A significant chunk of the Start-Up Nation’s labor force is based in Ukraine, as cheaper wages, a lack of time zone-related complications and exceptional hi-tech talent have led companies to outsource their work to the Eastern European nation.

Grain field (credit: INGIMAGE)
Grain field (credit: INGIMAGE)

“You don’t need to be too smart to see that something is happening, something’s going to happen,” said Yair Tal, CEO at Blend, an Israel-based start-up that provides localization services to businesses around the world. “It’s going to affect lots of Israeli hi-tech companies that are really relying on teams in Ukraine to develop and support their day to day business.”


Over the past few weeks, hi-tech companies have scrambled to prepare for war in Ukraine, either by finding redundancies to support themselves in case of a loss of labor power, or by relocating their Ukraine-based teams elsewhere.

Aliona Bekariuk, senior risk operation team leader at EverC, was responsible for moving her team out of the endangered capital just 8 days before Russia’s invasion.

“Our Kyiv office has been offered several options: to relocate to Warsaw – a lot of people from my team are there and are still going – or to relocate to other locations, other western cities in Ukraine or other countries elsewhere.

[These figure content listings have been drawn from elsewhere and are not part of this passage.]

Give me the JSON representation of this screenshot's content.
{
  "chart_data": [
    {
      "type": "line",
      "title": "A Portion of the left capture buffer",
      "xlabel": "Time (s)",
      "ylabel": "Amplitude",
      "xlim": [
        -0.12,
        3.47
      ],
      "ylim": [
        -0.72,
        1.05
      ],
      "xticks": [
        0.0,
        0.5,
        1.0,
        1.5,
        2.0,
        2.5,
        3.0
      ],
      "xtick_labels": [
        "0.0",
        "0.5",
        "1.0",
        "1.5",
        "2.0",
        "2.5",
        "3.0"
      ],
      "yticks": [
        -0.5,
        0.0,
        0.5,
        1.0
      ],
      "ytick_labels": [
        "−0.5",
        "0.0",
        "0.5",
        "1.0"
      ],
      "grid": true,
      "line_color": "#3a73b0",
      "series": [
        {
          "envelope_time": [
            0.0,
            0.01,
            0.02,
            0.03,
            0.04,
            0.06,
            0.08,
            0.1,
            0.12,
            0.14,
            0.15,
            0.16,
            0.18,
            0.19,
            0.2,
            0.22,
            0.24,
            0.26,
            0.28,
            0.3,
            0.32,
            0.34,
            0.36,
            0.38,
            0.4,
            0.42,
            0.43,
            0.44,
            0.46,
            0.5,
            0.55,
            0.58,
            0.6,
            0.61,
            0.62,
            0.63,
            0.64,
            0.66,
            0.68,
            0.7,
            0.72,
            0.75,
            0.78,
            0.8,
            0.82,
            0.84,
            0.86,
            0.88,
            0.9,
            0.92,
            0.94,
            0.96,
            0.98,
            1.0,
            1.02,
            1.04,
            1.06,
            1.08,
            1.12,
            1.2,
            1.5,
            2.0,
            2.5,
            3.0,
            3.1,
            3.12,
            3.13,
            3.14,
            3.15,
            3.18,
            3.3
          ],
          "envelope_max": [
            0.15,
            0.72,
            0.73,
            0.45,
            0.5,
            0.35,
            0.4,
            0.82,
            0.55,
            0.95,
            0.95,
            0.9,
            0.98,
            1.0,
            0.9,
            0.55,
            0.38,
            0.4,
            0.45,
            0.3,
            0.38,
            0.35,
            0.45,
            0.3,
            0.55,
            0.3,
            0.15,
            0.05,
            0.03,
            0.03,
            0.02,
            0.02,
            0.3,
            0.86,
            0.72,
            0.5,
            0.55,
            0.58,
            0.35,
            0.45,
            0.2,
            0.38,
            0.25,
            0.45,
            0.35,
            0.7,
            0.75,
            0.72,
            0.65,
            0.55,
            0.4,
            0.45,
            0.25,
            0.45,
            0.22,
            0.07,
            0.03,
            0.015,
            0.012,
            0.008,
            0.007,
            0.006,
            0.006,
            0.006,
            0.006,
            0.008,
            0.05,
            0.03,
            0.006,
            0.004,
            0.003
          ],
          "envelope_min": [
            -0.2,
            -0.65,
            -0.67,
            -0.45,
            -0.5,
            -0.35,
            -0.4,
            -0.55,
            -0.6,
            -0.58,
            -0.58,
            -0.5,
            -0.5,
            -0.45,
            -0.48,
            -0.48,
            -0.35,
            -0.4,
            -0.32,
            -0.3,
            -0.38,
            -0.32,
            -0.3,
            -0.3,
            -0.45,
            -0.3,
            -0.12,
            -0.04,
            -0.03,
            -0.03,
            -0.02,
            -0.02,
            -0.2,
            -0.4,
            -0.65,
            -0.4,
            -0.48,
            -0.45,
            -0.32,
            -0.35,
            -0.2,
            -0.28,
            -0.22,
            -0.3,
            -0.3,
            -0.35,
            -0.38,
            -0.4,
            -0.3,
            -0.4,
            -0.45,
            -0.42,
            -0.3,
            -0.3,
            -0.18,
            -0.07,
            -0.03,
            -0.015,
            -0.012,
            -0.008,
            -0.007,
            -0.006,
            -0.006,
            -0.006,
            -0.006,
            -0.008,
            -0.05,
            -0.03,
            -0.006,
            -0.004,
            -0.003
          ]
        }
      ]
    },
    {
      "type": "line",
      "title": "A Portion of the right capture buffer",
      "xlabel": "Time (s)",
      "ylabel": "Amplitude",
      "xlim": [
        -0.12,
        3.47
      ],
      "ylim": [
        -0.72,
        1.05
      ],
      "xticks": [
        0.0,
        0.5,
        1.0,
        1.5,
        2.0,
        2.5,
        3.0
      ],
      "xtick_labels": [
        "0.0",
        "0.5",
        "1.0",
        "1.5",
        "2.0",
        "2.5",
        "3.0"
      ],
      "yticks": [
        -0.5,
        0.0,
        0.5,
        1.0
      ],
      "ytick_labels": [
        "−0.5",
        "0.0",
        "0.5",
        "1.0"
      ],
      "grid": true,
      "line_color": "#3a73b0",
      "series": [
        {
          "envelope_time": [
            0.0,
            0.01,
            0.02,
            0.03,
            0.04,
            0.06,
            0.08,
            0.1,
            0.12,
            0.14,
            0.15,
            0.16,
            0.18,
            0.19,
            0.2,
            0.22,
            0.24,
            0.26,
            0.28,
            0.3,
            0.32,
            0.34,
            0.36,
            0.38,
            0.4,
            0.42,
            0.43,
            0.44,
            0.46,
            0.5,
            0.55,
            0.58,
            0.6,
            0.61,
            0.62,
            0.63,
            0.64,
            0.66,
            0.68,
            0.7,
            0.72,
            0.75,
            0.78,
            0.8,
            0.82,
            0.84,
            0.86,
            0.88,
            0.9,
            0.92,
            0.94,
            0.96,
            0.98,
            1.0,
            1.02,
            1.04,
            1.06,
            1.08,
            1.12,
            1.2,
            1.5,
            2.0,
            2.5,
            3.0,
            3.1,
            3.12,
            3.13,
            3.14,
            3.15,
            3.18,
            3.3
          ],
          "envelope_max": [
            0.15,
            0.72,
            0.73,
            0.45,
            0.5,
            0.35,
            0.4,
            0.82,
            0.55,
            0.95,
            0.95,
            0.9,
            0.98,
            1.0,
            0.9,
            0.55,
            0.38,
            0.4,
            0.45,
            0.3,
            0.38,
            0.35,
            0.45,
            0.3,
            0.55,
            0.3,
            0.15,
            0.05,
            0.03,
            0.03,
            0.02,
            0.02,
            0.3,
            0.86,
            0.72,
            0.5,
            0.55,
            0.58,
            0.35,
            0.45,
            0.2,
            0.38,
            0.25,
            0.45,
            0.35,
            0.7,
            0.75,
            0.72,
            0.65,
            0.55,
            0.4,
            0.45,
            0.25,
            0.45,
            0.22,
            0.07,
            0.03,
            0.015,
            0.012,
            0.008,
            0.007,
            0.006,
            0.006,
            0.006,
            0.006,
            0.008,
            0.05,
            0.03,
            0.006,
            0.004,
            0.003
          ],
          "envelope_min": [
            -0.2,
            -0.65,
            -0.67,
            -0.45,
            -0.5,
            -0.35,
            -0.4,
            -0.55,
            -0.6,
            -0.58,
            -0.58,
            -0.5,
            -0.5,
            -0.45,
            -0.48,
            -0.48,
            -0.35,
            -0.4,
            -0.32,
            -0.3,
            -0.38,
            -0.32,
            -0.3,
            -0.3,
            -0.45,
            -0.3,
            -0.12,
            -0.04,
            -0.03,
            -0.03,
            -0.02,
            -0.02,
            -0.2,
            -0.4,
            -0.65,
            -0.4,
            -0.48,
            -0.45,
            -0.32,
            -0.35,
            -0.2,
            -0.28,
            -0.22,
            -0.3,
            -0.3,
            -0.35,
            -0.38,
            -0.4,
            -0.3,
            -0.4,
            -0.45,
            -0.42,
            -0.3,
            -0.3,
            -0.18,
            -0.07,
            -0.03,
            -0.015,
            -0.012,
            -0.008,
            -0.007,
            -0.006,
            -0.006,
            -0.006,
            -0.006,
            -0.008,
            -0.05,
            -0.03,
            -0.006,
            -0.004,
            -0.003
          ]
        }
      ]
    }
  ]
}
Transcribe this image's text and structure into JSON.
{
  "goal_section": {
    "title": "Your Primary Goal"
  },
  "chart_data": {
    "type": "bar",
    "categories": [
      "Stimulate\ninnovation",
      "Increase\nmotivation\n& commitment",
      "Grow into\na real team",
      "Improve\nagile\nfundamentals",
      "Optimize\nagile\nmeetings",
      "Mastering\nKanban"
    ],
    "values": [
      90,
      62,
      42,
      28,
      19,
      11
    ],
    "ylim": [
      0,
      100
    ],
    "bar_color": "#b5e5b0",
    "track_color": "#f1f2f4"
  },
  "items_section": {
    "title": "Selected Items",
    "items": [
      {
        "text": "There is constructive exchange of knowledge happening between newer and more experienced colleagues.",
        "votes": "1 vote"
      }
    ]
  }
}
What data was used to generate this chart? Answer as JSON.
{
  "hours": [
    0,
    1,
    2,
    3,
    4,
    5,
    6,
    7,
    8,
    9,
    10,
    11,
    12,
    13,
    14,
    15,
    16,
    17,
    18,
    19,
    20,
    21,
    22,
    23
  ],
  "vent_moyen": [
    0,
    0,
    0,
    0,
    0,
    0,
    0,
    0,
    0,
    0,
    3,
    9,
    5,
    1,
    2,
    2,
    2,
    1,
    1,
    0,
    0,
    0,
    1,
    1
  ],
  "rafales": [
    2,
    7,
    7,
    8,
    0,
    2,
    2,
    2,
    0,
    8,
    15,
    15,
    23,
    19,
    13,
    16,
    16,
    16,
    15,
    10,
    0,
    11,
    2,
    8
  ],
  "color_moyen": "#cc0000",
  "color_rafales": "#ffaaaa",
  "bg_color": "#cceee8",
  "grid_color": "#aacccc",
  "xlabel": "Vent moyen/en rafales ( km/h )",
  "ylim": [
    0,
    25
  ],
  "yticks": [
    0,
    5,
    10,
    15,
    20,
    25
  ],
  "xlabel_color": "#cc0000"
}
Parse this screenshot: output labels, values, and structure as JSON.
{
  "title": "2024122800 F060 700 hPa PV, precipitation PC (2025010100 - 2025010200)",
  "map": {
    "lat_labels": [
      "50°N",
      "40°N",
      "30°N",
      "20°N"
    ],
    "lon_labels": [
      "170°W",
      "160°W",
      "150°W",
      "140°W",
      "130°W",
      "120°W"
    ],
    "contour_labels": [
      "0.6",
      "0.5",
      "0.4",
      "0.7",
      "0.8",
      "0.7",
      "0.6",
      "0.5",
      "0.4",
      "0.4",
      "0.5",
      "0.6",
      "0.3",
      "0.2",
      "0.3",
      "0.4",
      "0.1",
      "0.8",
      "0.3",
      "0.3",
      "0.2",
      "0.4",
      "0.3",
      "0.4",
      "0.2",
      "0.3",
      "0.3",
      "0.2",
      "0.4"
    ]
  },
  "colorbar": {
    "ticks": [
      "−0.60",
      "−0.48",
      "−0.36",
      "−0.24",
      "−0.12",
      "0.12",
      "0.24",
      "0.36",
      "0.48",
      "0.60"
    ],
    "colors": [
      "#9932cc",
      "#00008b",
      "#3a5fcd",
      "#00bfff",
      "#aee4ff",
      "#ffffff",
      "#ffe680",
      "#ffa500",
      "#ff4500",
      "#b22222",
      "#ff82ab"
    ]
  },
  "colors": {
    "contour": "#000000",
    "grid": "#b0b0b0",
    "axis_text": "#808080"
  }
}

Wherever we can get the tickets, because it’s tough getting the tickets anywhere right now.”

Gas prices will climb even higher

Gas prices throughout Europe are expected to skyrocket due to Russia’s position as a key source of oil. The price per barrel of oil is currently over $100 for the first time since September 2014.

Gasoline prices in Israel were recently raised by NIS 0.34 per liter as of February 1 in response to supply chain complications. This latest development will only add more (increasingly expensive) fuel to the fire.

“Oil prices went through the roof. We’re talking about oil prices going to $103 a barrel,” said Dr. Alexander Coman from the Faculty of Management at Tel Aviv University. “This is dramatic, and we will have to pay for it at the gas station, and in the cost of electricity. In Israel, we pay particularly more because 60% of what we pay for gasoline is taxes, so everything is amplified dramatically.

“In the long term, this is an opportunity for Israel,” he added, stating that it could promote development of a gas line that was announced last year which would take “Egyptian, Israeli and perhaps Saudi gas through Cyprus to Western Europe in order to bypass the monopoly of Russian gas,” which could revolutionize the gas economy in the long term. “That’s a good opportunity for a future when Europe will not need to hedge its dependence on Russian gas.”

Before that can happen, however, Israelis will have to survive the incoming wave of financial trials.